Depuis la fin de 19e siècle, les sociétés Humens et Solvay exploitent, sur les communes de Laneuveville-devant-Nancy et Dombasle-sur-Meurthe, des installations de production de carbonate de sodium et de bicarbonate, les soudières. Le site est stratégique pour les deux sociétés, puisque situé en plein bassin salifère : le procédé utilisé par les deux entreprises nécessite de la saumure, soit un mélange d’eau et de sel, et du calcaire, matière première venant de carrières exploitées dans la Meuse, à quelques dizaines de kilomètres. L’eau nécessaire est pompée dans la Meurthe : "Et l’immense majorité de l’eau utilisée n’est pas employée dans le procédé", tenait à rappeler Nicolas Van der Heyden, directeur du site Solvay de Dombasle, lors de la signature du protocole d’accord.

"Nous voulons aller au-delà du cadre réglementaire et limiter les rejets"

Reste que la synthèse du carbonate de calcium produit du chlorure de calcium, sous-produit non valorisable qui est rejeté dans la Meurthe. "Le cadre réglementaire est très bien défini, et nous le respectons", a souligné Nicolas Van der Heyden. "Le site Solvay est déjà engagé dans l’amélioration continue et nous voulons aller au-delà du cadre réglementaire et limiter les rejets".

Principale conséquence de la situation actuelle : l’eau de la Moselle, dans laquelle se jette la Meurthe, dépasse la concentration de 250 mg par litre de chlorure de sodium, la rendant impropre à la consommation humaine. La métropole de Metz va donc chercher son eau potable dans le bassin du Rupt-de-Mad.

La crise climatique pousse à agir

Rappelant que le sujet est sur la table depuis plus d’une dizaine d’années, Frédéric Louis, le directeur du site Humens de Laneuveville-devant-Nancy, a indiqué que son entreprise était prête à "identifier des solutions pour aller plus loin". Dans les années 2010, différentes études ont montré que l’état actuel des connaissances ne permettait pas de mettre en place une "solution raisonnable technologiquement et économiquement" pour limiter les rejets des soudières. Le protocole prévoit pourtant la mise en place d’un "test pilote" en 2023 et "l’application d’une solution avant 2027".
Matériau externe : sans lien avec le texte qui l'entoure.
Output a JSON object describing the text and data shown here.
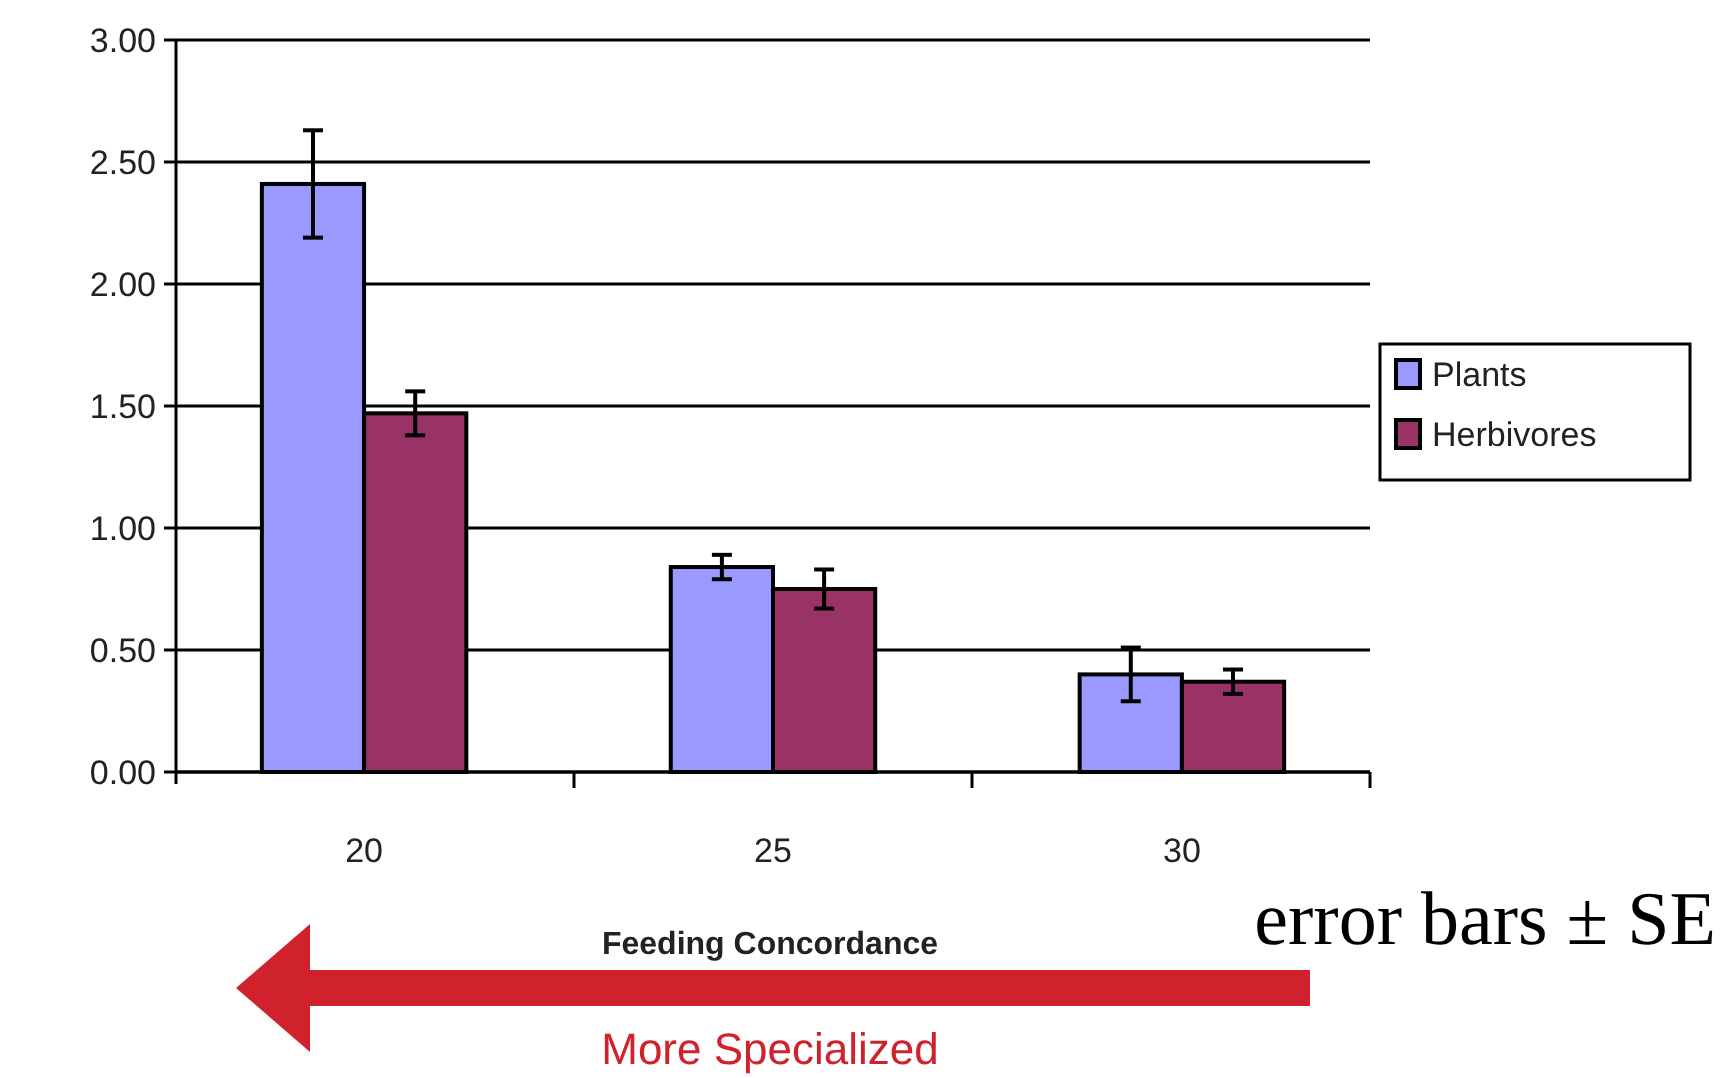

Pour le directeur général de l’Agence de l’eau Rhin-Meuse, Marc Hoeltzel, "le protocole constitue une avancée significative et une réponse opérationnelle pour respecter les engagements de bon état des eaux à l’échéance 2027". Présent lors de la signature, le président de la région Grand Est, Jean Rottner, a rappelé l’urgence à agir du fait "du changement climatique" : les modèles hydrologiques montrent en effet que le débit de la Meurthe va baisser considérablement du fait de la hausse des températures et de la baisse des précipitations, contribuant ainsi à faire monter la concentration des chlorures même si le niveau des rejets n’augmente pas.
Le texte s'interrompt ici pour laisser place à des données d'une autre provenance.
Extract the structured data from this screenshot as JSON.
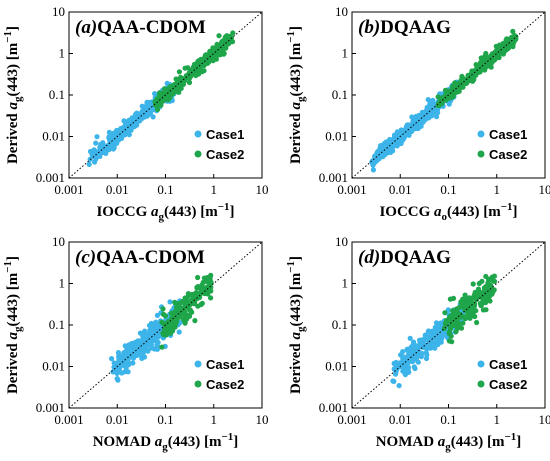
{
  "colors": {
    "case1": "#3cb4ea",
    "case2": "#1fa54a"
  },
  "chart_data": [
    {
      "type": "scatter",
      "panel_letter": "(a)",
      "title": "QAA-CDOM",
      "xlabel": {
        "pre": "IOCCG ",
        "sym": "a",
        "sub": "g",
        "post": "(443) [m",
        "sup": "−1",
        "end": "]"
      },
      "ylabel": {
        "pre": "Derived ",
        "sym": "a",
        "sub": "g",
        "post": "(443) [m",
        "sup": "−1",
        "end": "]"
      },
      "log_scale": true,
      "xlim": [
        0.001,
        10
      ],
      "ylim": [
        0.001,
        10
      ],
      "ticks": [
        "0.001",
        "0.01",
        "0.1",
        "1",
        "10"
      ],
      "one_to_one_line": true,
      "legend_placement": "bottom-right",
      "series": [
        {
          "name": "Case1",
          "color": "#3cb4ea",
          "cluster": {
            "xmin": 0.0025,
            "xmax": 0.15,
            "log_offset_sd": 0.08,
            "count": 420,
            "seed": 11
          }
        },
        {
          "name": "Case2",
          "color": "#1fa54a",
          "cluster": {
            "xmin": 0.06,
            "xmax": 2.5,
            "log_offset_sd": 0.07,
            "count": 330,
            "seed": 23
          }
        }
      ]
    },
    {
      "type": "scatter",
      "panel_letter": "(b)",
      "title": "DQAAG",
      "xlabel": {
        "pre": "IOCCG ",
        "sym": "a",
        "sub": "o",
        "post": "(443) [m",
        "sup": "−1",
        "end": "]"
      },
      "ylabel": {
        "pre": "Derived ",
        "sym": "a",
        "sub": "g",
        "post": "(443) [m",
        "sup": "−1",
        "end": "]"
      },
      "log_scale": true,
      "xlim": [
        0.001,
        10
      ],
      "ylim": [
        0.001,
        10
      ],
      "ticks": [
        "0.001",
        "0.01",
        "0.1",
        "1",
        "10"
      ],
      "one_to_one_line": true,
      "legend_placement": "bottom-right",
      "series": [
        {
          "name": "Case1",
          "color": "#3cb4ea",
          "cluster": {
            "xmin": 0.0025,
            "xmax": 0.15,
            "log_offset_sd": 0.07,
            "count": 420,
            "seed": 31
          }
        },
        {
          "name": "Case2",
          "color": "#1fa54a",
          "cluster": {
            "xmin": 0.06,
            "xmax": 2.5,
            "log_offset_sd": 0.06,
            "count": 330,
            "seed": 47
          }
        }
      ]
    },
    {
      "type": "scatter",
      "panel_letter": "(c)",
      "title": "QAA-CDOM",
      "xlabel": {
        "pre": "NOMAD ",
        "sym": "a",
        "sub": "g",
        "post": "(443) [m",
        "sup": "−1",
        "end": "]"
      },
      "ylabel": {
        "pre": "Derived ",
        "sym": "a",
        "sub": "g",
        "post": "(443) [m",
        "sup": "−1",
        "end": "]"
      },
      "log_scale": true,
      "xlim": [
        0.001,
        10
      ],
      "ylim": [
        0.001,
        10
      ],
      "ticks": [
        "0.001",
        "0.01",
        "0.1",
        "1",
        "10"
      ],
      "one_to_one_line": true,
      "legend_placement": "bottom-right",
      "series": [
        {
          "name": "Case1",
          "color": "#3cb4ea",
          "cluster": {
            "xmin": 0.007,
            "xmax": 0.2,
            "log_offset_sd": 0.14,
            "count": 260,
            "seed": 53
          }
        },
        {
          "name": "Case2",
          "color": "#1fa54a",
          "cluster": {
            "xmin": 0.08,
            "xmax": 0.9,
            "log_offset_sd": 0.16,
            "count": 150,
            "seed": 61
          }
        }
      ]
    },
    {
      "type": "scatter",
      "panel_letter": "(d)",
      "title": "DQAAG",
      "xlabel": {
        "pre": "NOMAD ",
        "sym": "a",
        "sub": "g",
        "post": "(443) [m",
        "sup": "−1",
        "end": "]"
      },
      "ylabel": {
        "pre": "Derived ",
        "sym": "a",
        "sub": "g",
        "post": "(443) [m",
        "sup": "−1",
        "end": "]"
      },
      "log_scale": true,
      "xlim": [
        0.001,
        10
      ],
      "ylim": [
        0.001,
        10
      ],
      "ticks": [
        "0.001",
        "0.01",
        "0.1",
        "1",
        "10"
      ],
      "one_to_one_line": true,
      "legend_placement": "bottom-right",
      "series": [
        {
          "name": "Case1",
          "color": "#3cb4ea",
          "cluster": {
            "xmin": 0.007,
            "xmax": 0.2,
            "log_offset_sd": 0.13,
            "count": 260,
            "seed": 71
          }
        },
        {
          "name": "Case2",
          "color": "#1fa54a",
          "cluster": {
            "xmin": 0.08,
            "xmax": 0.9,
            "log_offset_sd": 0.15,
            "count": 150,
            "seed": 83
          }
        }
      ]
    }
  ]
}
"Nous avons conscience de la concurrence brutale que font peser certains pays sur les soudières lorraines", a indiqué lors de la signature Josiane Chevalier, préfète de la région Grand Est et présidente du conseil d’administration de l’agence de l’eau Rhin-Meuse, soulignant au passage que le dossier des rejets de chlorures ramenait à celui de "l’indépendance de la production industrielle française". Si la préfète s’est montrée "confiante dans la capacité à innover des deux industriels", Gilbert Bauer a rappelé que le dossier était aussi suivi au niveau européen : l’eau de la Moselle franchit en effet la frontière à Apach vers le Luxembourg et l’Allemagne, et un "traitement minimaliste du problème pourrait avoir des suites judiciaires pour l’État".